Cybersecurity specialists report that the source code of Windows XP, the operating system released by Microsoft nearly 20 years ago, was filtered online along with Windows Server 2003 code. The leak was released on the popular website 4chan, where the information was published in torrent form, the first time this has happened with the source code of the operating system.
Despite being released a long time ago, Windows XP operates on more than 1% of desktops and laptops around the world, making this a significant incident.
Reports mention that the torrent file set (with a size of 43GB) also includes the Windows Server 2003 source code, as well as information related to other older operating systems, including those mentioned below:
- Windows 2000
- Windows CE 3
- Windows CE 4
- Windows CE 5
- Windows Embedded 7
- Windows Embedded CE
- Windows NT 3.5
- Windows NT 4
- MS-DOS 3.30
- MS-DOS 6.0
Some users also claim that the leak also includes samples of the Windows 10 system source code, released in 2017, in addition to the source code for the first version of the Xbox console. The company has not commented on the incident, although multiple members of the cybersecurity community have already verified the legitimacy of the leak.

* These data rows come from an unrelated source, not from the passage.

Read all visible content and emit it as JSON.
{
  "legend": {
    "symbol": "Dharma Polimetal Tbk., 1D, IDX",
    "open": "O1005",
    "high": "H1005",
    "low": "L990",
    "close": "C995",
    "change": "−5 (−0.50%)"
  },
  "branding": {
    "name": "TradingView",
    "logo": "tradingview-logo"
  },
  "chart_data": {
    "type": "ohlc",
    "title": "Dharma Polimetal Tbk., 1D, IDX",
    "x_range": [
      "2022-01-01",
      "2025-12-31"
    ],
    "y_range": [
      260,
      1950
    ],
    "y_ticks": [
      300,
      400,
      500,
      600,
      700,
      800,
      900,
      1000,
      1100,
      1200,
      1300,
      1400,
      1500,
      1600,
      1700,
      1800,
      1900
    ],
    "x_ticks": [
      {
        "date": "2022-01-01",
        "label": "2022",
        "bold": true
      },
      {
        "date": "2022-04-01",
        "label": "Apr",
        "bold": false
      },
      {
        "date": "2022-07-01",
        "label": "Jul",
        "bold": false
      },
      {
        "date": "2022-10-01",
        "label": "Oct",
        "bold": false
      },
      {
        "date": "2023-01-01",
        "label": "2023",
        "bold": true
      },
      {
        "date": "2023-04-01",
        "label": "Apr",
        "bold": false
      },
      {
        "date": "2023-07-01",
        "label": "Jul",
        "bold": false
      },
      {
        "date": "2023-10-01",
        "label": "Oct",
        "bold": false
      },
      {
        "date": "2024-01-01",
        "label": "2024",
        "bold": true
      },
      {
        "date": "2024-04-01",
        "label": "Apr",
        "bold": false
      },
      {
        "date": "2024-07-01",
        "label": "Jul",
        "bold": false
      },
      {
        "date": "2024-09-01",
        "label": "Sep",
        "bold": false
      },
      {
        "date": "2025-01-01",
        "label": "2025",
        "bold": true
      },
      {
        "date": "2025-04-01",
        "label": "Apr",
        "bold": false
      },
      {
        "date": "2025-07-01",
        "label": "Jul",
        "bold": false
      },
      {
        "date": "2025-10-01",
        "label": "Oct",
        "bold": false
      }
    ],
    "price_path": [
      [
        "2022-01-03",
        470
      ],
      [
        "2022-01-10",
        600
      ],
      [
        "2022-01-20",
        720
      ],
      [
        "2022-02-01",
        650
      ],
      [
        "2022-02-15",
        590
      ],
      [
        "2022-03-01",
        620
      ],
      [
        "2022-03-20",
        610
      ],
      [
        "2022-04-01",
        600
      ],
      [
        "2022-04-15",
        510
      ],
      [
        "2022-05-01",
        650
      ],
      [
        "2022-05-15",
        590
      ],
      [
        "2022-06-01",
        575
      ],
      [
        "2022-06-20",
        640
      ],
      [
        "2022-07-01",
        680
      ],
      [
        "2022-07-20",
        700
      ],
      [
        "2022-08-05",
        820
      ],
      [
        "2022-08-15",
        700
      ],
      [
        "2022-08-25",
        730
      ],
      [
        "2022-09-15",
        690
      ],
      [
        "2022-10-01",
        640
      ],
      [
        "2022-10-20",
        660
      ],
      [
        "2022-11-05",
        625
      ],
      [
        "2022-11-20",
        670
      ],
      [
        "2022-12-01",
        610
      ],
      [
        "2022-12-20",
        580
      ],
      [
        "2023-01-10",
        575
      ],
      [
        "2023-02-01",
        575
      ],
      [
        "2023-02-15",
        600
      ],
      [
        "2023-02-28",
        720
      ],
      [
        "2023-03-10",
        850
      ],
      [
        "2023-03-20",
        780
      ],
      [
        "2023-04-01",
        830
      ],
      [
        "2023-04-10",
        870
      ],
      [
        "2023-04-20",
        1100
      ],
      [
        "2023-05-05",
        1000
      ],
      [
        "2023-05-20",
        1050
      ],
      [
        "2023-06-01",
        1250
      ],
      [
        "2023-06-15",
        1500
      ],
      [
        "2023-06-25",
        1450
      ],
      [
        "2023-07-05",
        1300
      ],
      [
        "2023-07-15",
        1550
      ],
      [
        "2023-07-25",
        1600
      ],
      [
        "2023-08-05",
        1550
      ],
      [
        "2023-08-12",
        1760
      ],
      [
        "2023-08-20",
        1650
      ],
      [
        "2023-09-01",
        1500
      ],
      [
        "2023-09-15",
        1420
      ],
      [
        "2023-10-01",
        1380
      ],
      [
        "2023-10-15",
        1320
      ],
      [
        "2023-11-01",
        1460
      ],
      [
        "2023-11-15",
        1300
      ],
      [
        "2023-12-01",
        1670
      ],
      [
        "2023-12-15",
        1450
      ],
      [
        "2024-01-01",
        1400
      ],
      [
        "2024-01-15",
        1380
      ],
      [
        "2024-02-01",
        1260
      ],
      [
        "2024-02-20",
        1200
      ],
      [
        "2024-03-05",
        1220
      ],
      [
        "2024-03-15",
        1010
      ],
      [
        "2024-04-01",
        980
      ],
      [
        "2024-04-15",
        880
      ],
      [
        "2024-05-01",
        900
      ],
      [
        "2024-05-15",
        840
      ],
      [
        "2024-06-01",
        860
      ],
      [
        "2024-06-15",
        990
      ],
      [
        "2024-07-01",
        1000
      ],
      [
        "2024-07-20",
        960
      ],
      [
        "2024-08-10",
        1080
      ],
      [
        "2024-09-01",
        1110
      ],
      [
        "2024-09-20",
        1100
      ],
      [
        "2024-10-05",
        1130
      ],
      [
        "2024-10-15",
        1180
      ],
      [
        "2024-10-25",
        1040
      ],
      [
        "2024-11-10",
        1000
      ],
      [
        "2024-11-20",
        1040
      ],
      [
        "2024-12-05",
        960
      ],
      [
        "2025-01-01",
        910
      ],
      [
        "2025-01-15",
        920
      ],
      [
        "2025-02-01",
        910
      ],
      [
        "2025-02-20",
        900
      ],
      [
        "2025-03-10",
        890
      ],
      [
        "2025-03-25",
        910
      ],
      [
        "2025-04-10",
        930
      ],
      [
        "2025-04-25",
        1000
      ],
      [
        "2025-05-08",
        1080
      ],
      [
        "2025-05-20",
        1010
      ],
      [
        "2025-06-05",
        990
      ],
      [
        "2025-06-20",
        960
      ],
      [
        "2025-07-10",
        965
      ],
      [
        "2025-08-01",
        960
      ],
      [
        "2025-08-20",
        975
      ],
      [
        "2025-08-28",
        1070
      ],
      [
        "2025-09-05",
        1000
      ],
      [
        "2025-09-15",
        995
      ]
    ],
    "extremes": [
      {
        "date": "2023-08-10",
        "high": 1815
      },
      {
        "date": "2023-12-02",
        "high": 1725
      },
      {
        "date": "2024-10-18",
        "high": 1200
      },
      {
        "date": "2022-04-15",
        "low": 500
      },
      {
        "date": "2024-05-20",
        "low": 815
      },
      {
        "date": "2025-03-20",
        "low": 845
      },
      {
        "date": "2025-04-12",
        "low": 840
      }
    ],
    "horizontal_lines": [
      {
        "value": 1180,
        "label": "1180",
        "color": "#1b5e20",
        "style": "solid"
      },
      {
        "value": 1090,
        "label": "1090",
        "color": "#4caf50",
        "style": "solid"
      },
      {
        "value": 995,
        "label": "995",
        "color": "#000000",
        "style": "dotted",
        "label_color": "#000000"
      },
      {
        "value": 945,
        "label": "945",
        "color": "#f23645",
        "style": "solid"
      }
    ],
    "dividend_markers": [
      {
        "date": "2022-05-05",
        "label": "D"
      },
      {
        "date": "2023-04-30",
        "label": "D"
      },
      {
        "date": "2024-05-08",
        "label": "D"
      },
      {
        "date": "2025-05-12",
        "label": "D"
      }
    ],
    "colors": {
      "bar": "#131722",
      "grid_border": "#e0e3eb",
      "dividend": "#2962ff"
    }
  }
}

About the person responsible for the leak, this was done by a self called user billgates3, who claims to have compiled the source code during the most recent months because “everyone deserves to have access to this information”. This user also mentioned that many operating system source files have been shared among the hacking community for years.
Torrents also include a media folder related to various conspiracy theories about Bill Gates. The most possible explanation is that this information has been obtained from some government organization, as Microsoft often shares its source code with some governments around the world through a special program.
Microsoft stopped releasing support for Windows XP in 2014, so this incident does not make systems running the outdated version of the operating system a target, because there are probably already many unmediated vulnerabilities.